Assessment of reporting biases

If we are able to pool more than 10 trials, we will create and examine a funnel plot to explore possible small‐study and publication biases.

Data synthesis

We will pool data from studies that we judge to be clinically homogeneous using Review Manager 5 software (Review Manager 2014). If more than one eligible study provides usable data in any single comparison, we will perform a meta‐analysis. If both RCTs and non‐randomised study designs are available, we will pool results for analysis by study type.

We expect the studies identified in the searches to differ in terms of intervention dose, route of delivery, and study location.

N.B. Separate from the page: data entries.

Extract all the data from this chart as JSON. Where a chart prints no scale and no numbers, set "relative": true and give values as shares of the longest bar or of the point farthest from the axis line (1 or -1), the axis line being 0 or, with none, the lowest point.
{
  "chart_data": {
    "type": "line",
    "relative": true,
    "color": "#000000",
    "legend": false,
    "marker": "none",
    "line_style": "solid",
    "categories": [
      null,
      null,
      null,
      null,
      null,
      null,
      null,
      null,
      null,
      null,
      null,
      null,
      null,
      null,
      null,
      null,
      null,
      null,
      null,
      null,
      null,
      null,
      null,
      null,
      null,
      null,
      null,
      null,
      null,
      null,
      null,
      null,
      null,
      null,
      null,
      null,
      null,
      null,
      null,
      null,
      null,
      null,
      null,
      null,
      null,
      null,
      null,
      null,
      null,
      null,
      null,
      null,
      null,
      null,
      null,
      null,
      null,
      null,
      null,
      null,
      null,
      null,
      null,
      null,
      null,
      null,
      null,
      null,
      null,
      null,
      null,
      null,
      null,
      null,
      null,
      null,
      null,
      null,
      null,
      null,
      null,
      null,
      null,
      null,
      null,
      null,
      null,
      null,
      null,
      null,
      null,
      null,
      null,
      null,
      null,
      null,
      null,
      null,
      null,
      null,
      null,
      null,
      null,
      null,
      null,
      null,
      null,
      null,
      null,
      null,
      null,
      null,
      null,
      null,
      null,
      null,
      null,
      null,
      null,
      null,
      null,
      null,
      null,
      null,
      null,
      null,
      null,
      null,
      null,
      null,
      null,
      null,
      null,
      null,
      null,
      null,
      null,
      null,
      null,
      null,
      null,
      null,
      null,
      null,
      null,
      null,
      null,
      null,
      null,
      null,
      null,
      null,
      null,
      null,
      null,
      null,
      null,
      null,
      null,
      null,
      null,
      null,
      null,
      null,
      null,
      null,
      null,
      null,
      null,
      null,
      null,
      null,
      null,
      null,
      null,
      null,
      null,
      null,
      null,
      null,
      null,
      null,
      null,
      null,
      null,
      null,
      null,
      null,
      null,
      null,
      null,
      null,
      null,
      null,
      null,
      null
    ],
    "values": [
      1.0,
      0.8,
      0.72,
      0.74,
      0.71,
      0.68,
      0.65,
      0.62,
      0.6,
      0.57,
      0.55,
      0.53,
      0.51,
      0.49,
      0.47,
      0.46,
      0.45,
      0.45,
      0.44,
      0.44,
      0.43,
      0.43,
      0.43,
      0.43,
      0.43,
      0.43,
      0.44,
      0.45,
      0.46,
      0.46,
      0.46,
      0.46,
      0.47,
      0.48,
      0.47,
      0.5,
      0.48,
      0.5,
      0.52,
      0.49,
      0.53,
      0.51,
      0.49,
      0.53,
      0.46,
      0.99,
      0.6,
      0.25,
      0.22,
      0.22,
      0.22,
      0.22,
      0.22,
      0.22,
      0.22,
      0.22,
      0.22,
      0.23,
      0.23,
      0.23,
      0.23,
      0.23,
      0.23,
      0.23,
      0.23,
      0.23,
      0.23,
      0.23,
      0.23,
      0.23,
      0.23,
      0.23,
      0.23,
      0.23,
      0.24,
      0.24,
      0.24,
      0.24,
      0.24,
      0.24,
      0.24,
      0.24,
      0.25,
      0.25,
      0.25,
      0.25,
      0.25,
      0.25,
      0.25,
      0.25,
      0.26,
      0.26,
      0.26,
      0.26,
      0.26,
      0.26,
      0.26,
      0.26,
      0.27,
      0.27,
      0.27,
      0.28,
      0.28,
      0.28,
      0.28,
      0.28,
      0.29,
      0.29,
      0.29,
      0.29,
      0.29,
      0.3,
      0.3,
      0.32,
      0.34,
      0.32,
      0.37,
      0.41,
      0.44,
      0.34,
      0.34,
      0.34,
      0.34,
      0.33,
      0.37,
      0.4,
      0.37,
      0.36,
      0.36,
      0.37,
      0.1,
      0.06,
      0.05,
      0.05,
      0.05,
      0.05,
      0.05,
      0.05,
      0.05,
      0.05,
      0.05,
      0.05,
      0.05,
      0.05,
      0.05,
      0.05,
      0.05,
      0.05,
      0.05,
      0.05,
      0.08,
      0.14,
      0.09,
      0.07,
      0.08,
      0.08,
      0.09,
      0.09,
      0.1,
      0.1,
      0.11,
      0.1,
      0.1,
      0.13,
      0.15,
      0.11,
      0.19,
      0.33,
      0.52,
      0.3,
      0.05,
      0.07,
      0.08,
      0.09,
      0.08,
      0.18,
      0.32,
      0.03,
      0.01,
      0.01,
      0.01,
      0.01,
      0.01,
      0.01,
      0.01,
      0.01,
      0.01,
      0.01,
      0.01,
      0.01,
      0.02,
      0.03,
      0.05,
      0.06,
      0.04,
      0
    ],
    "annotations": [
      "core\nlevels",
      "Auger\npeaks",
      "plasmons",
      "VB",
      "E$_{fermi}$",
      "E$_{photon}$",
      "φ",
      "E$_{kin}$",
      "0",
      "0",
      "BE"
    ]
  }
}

As these factors could affect our results, we will use the random‐effects model to analysis the results.

Subgroup analysis and investigation of heterogeneity

If data permit, we plan to carry out the following subgroup analyses:

1. according to age (children aged up to 12 months versus children aged from 12 to 24 months);

2. according to the setting (outpatient, emergency department, intensive care unit and admitted children);

3. according to disease severity; and

4. according to the treatment regimen for magnesium sulphate (route of administration, concentration, volume, interval, and duration).

We will use the Chi² test to test for subgroup interactions in Review Manager 5 (Review Manager 2014).

Sensitivity analysis

We plan to carry out the following sensitivity analyses if sufficient numbers of studies are available.

1. We will examine the effect of excluding studies assessed as at high risk of bias for primary outcomes.

2. We will examine the effect of excluding participants with poor prognostic risk factors.

3. We plan to exclude comparisons presenting outlier effect sizes. Outlier effect sizes are studies that appear to be separated from other studies on visual inspection. We will check the effect of exclusion of such outlying studies on the analysis. If we find a substantial change, we will consider that study as an influential study.